Tuesday, 24 December 2013

Letter From Europe (About Estonia)

Citizens Fight Back: The case of Estonia

Posted on  December 18, 2013 
By J.C. von Krempach, J.D.

The controversial “Lunacek-Report” was rubberstamped in yesterday’s session of the European Parliament’s Committee on Civil Liberties and will probably be voted in one of the Parliament’s plenary sessions in January. The support of Socialists, Communists, and Greens for this radical paper is not really surprising (after all these groups are known to have embraced same-sex “marriage”, homosexual adoption, etc. as part of their social agenda)  – but with regard to the Conservative and Christian Democrat members of the committee one is tempted to wonder whether they have really understood what they have raised their hands for. The experience with the Estrela-Report should have taught them to be more watchful.

Varro Vooglaid

On the same day, I had the occasion of meeting Mr. Varro Vooglaid from Estonia, who gave a talk on how civil society in his country managed to prevent the government from tabling a bill that would have introduced same-sex “marriage” in the small Baltic Republic. This happened earlier this year, but it received practically no media coverage outside Estonia.

Mr. Vooglaid’s talk was very encouraging, because it showed that even in a deeply secularized and predominantly agnostic society like Estonia (where two thirds of the population have no religion) there is actually no support for the homosexualist re-definition of marriage.
“The LGBT-lobby would want to make us believe that it is a grassroots movement with broad support within Estonia. But in fact it isn’t. It has virtually no support among normal citizens, but is artificially kept alive by funding from the European Commission, some Northern European governments (especially Sweden), and two or three donors such as, in particular, George Soros’ ‘Open Society Foundation’. One could define it as the newest form of imperialism.”
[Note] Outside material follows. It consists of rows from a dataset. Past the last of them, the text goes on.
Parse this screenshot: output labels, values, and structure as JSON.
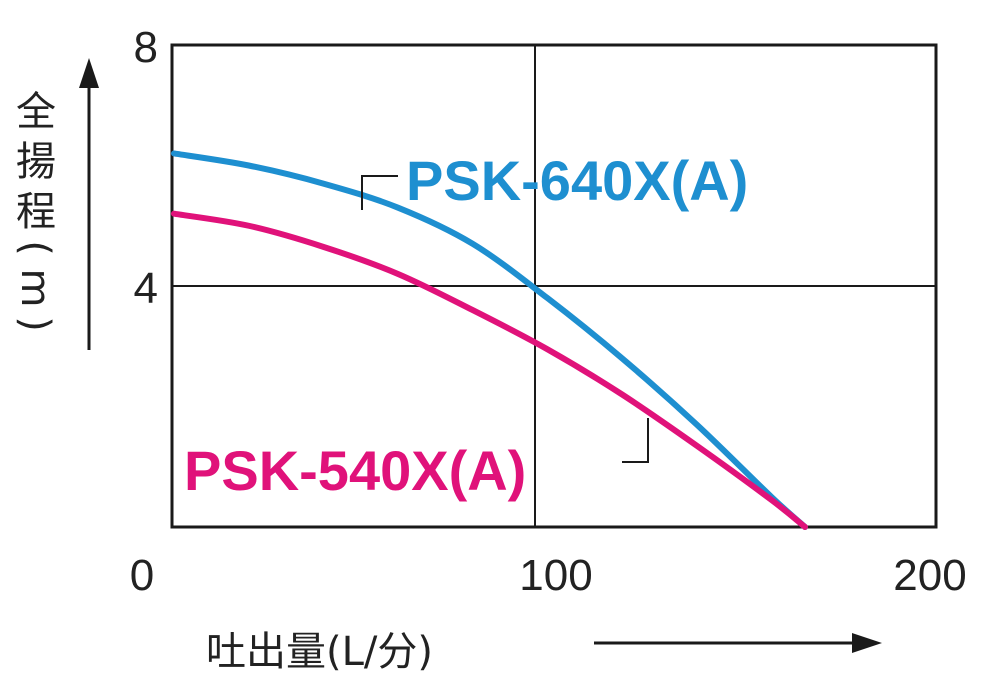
{
  "chart_data": {
    "type": "line",
    "title": "",
    "xlabel": "吐出量(L/分)",
    "ylabel": "全揚程(m)",
    "ylabel_chars": [
      "全",
      "揚",
      "程",
      "(",
      "m",
      ")"
    ],
    "xlim": [
      0,
      200
    ],
    "ylim": [
      0,
      8
    ],
    "x_ticks": [
      "0",
      "100",
      "200"
    ],
    "y_ticks": [
      "8",
      "4"
    ],
    "grid": true,
    "legend": "callout labels next to each curve",
    "series": [
      {
        "name": "PSK-640X(A)",
        "color": "#1e8fd0",
        "x": [
          0,
          20,
          40,
          60,
          80,
          100,
          120,
          140,
          160,
          169
        ],
        "y": [
          6.2,
          6.0,
          5.7,
          5.3,
          4.7,
          3.8,
          2.8,
          1.7,
          0.5,
          0.0
        ]
      },
      {
        "name": "PSK-540X(A)",
        "color": "#e0127a",
        "x": [
          0,
          20,
          40,
          60,
          80,
          100,
          120,
          140,
          160,
          169
        ],
        "y": [
          5.2,
          5.0,
          4.65,
          4.2,
          3.6,
          2.95,
          2.2,
          1.35,
          0.45,
          0.0
        ]
      }
    ]
  }
}
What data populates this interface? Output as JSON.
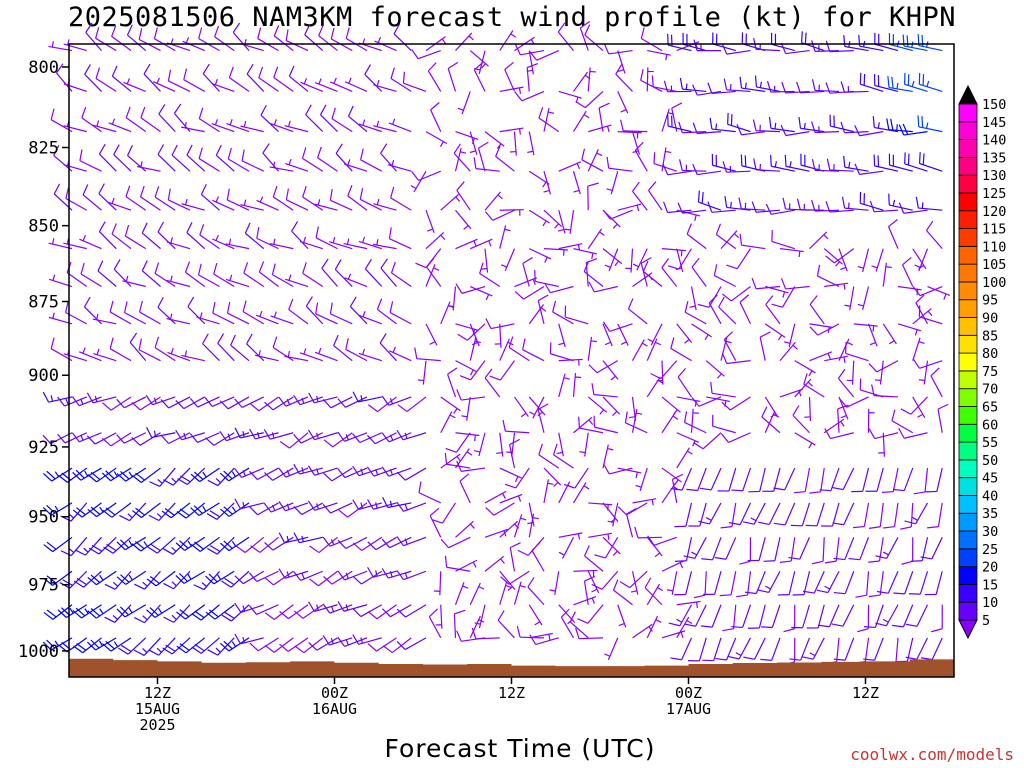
{
  "chart_data": {
    "type": "wind-barb",
    "title": "2025081506 NAM3KM forecast wind profile (kt) for KHPN",
    "xlabel": "Forecast Time (UTC)",
    "ylabel": "",
    "y_axis": {
      "scale": "pressure (hPa), decreasing upward",
      "ylim": [
        1010,
        793
      ],
      "ticks": [
        800,
        825,
        850,
        875,
        900,
        925,
        950,
        975,
        1000
      ]
    },
    "x_axis": {
      "start": "2025-08-15 06Z",
      "end": "2025-08-17 18Z",
      "tick_labels": [
        {
          "time": "2025-08-15 12Z",
          "lines": [
            "12Z",
            "15AUG",
            "2025"
          ]
        },
        {
          "time": "2025-08-16 00Z",
          "lines": [
            "00Z",
            "16AUG"
          ]
        },
        {
          "time": "2025-08-16 12Z",
          "lines": [
            "12Z"
          ]
        },
        {
          "time": "2025-08-17 00Z",
          "lines": [
            "00Z",
            "17AUG"
          ]
        },
        {
          "time": "2025-08-17 12Z",
          "lines": [
            "12Z"
          ]
        }
      ]
    },
    "colorbar": {
      "units": "kt",
      "levels": [
        5,
        10,
        15,
        20,
        25,
        30,
        35,
        40,
        45,
        50,
        55,
        60,
        65,
        70,
        75,
        80,
        85,
        90,
        95,
        100,
        105,
        110,
        115,
        120,
        125,
        130,
        135,
        140,
        145,
        150
      ],
      "colors": [
        "#8a00ff",
        "#6600ff",
        "#3a00ff",
        "#0000ff",
        "#0040ff",
        "#0070ff",
        "#0099ff",
        "#00c0ff",
        "#00e0e0",
        "#00ffc0",
        "#00ff80",
        "#00ff40",
        "#40ff00",
        "#80ff00",
        "#c0ff00",
        "#ffff00",
        "#ffe000",
        "#ffc000",
        "#ffa000",
        "#ff8c00",
        "#ff7800",
        "#ff6400",
        "#ff3c00",
        "#ff1e00",
        "#ff0000",
        "#ff0040",
        "#ff0080",
        "#ff00b0",
        "#ff00d8",
        "#ff00ff"
      ]
    },
    "terrain_color": "#a0522d",
    "wind_regimes": [
      {
        "times": "2025-08-15 06Z-18Z",
        "levels": "925-1000 hPa",
        "speed_kt": "15-25",
        "direction": "southwesterly"
      },
      {
        "times": "2025-08-15 06Z-2025-08-16 06Z",
        "levels": "800-900 hPa",
        "speed_kt": "5-12",
        "direction": "westerly to northwesterly"
      },
      {
        "times": "2025-08-16 06Z-2025-08-17 00Z",
        "levels": "all",
        "speed_kt": "5-10",
        "direction": "light and variable"
      },
      {
        "times": "2025-08-17 00Z-18Z",
        "levels": "800-850 hPa",
        "speed_kt": "10-20",
        "direction": "westerly"
      },
      {
        "times": "2025-08-17 00Z-18Z",
        "levels": "925-1000 hPa",
        "speed_kt": "8-12",
        "direction": "southerly"
      }
    ]
  },
  "credit": "coolwx.com/models"
}
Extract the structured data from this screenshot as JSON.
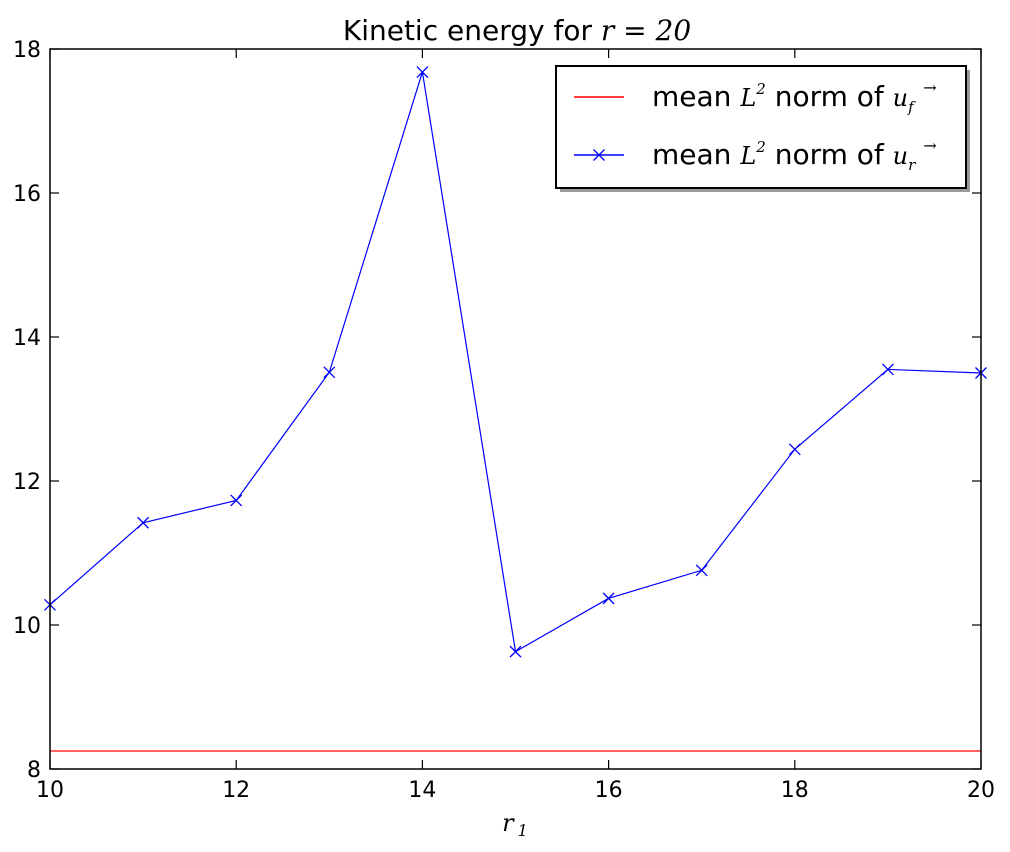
{
  "chart_data": {
    "type": "line",
    "title_prefix": "Kinetic energy for ",
    "title_math": "r = 20",
    "xlabel": "r",
    "xlabel_sub": "1",
    "ylabel": "",
    "xlim": [
      10,
      20
    ],
    "ylim": [
      8,
      18
    ],
    "xticks": [
      10,
      12,
      14,
      16,
      18,
      20
    ],
    "yticks": [
      8,
      10,
      12,
      14,
      16,
      18
    ],
    "grid": false,
    "legend_position": "top-right",
    "series": [
      {
        "name_prefix": "mean ",
        "name_math": "L",
        "name_sup": "2",
        "name_mid": " norm of ",
        "name_vec": "u",
        "name_sub": "f",
        "color": "#ff0000",
        "style": "line",
        "x": [
          10,
          20
        ],
        "values": [
          8.25,
          8.25
        ]
      },
      {
        "name_prefix": "mean ",
        "name_math": "L",
        "name_sup": "2",
        "name_mid": " norm of ",
        "name_vec": "u",
        "name_sub": "r",
        "color": "#0000ff",
        "style": "line-x-marker",
        "x": [
          10,
          11,
          12,
          13,
          14,
          15,
          16,
          17,
          18,
          19,
          20
        ],
        "values": [
          10.28,
          11.42,
          11.73,
          13.51,
          17.68,
          9.63,
          10.37,
          10.76,
          12.44,
          13.55,
          13.5
        ]
      }
    ]
  }
}
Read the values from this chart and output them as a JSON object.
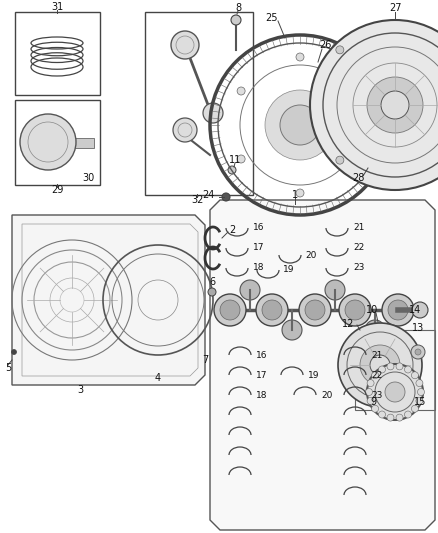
{
  "bg_color": "#ffffff",
  "lc": "#444444",
  "gray": "#888888",
  "lgray": "#bbbbbb",
  "dgray": "#555555",
  "figsize": [
    4.38,
    5.33
  ],
  "dpi": 100
}
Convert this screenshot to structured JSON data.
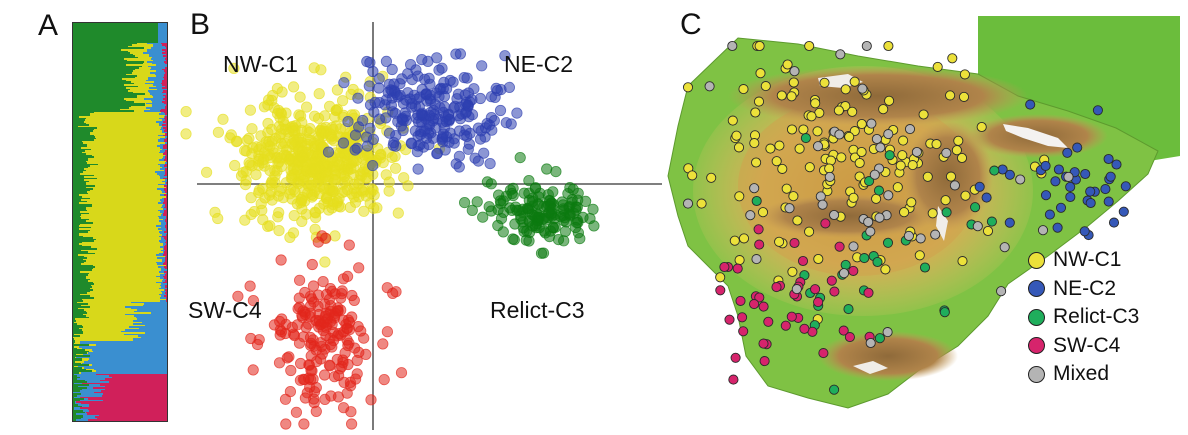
{
  "panels": {
    "a": "A",
    "b": "B",
    "c": "C"
  },
  "clusters": {
    "nw": "NW-C1",
    "ne": "NE-C2",
    "relict": "Relict-C3",
    "sw": "SW-C4"
  },
  "colors": {
    "nw": "#e6de1e",
    "ne": "#2e3fb0",
    "relict": "#0c7a10",
    "sw": "#e2261c",
    "structure_pink": "#d0205a",
    "structure_blue": "#3a8fd0",
    "mixed": "#b4b4b4"
  },
  "legend": [
    {
      "label": "NW-C1",
      "color": "#ece13a"
    },
    {
      "label": "NE-C2",
      "color": "#3558b8"
    },
    {
      "label": "Relict-C3",
      "color": "#1fae5c"
    },
    {
      "label": "SW-C4",
      "color": "#d6246c"
    },
    {
      "label": "Mixed",
      "color": "#b4b4b4"
    }
  ]
}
The Estonian constitution foresees neither referendums nor citizens’ initiatives – democracy is limited to casting a ballot in national elections every four years, and leaving alone the politicians the rest of the time. People are not used to getting involved in direct democracy. When Mr. Vooglaid and his friends launched a popular petition that requested the Government to abstain from any attempt of providing a particular legal status to same-sex relationships, this was therefore something completely new and unprecedented in Estonian politics.

The petition immediately triggered angry reactions from the political establishment – with a high-ranking advisor and spokesperson of the country’s president going as far as saying that in her opinion “this petition shows a high level of intolerance, and could even be viewed as an attempt to incite hatred”.

Get that? Somebody starts a petition that, in civil and polite words, simply asks the country’s law makers to leave the law as it is – and gets accused of committing “hate crime”! In other words, only those who want to change the law have the right to express themselves and promote their point of view, whereas peaceful citizens who, acting peacefully and within the law, ask for nothing else than to leave the existing law unchanged are vilified and evicted from public debate.

Obviously, it didn’t stop there. The LGBT-lobby took the most extreme measures to prevent the initiative from being successful: it publicly invited people to send back empty statements of support in order to cause, as was explicitly stated, financial loss to the organisers (who had engaged themselves to assume the mailing cost for any statement that was sent back to them). They wrote letters to the organizers’ employers, asking them to dismiss them from their jobs (Mr. Vooglaid is a lecturer for legal philosophy at Tartu University).
They threatened to bring criminal charges on the basis of a law that prohibits “incitement to hate”. (Incitement to hate?? The petition simply asked the government not to change the current law!

Once more, one sees how the LGBT lobby tries to use the law to intimidate everyone who opposes their agenda even in the most civil and polite way…) They even mobilized the Consumer Protection Board to investigate whether collecting signatures to defend marriage and the family was an unlawful activity that could be subject to heavy financial sanctions.

Of course, all this activity of the LGBT-lobby had no legal basis and could itself with right be described as “hate crime”. But the political establishment and mass media turned a blind eye. (The lesson to be learned – for example in the context of the so-called “Lunacek-Report” is that any law that provides specific protection to “sexual minorities” will eventually lead to double standards in the application of human rights, and undermine the rights and freedoms of all those who do not belong to those minorities…)

The self-set target of the organizing committee was to collect 10.000 statements of support, which already is much in a country of merely 1.4 million inhabitants. But instead of 10.000, they received 38.000 signatures – and they could have received more, had not many citizens lacked courage. Many of the statements came back with hand-written comments, such as the following: “I agree with your petition and would like to support it – but am afraid that, as a public servant, I might be exposed to sanctions if I openly adhere to it”….

As one can see once again, the LGBT-lobby mainly works with bullying and intimidation. But one does not change people’s true opinion by bullying them.  38.000 signatures for a citizens’ initiative are unprecedented in Estonia. The government reacted by saying that for the time being they had no intention of proposing any legislation to formally recognize same-sex relationships.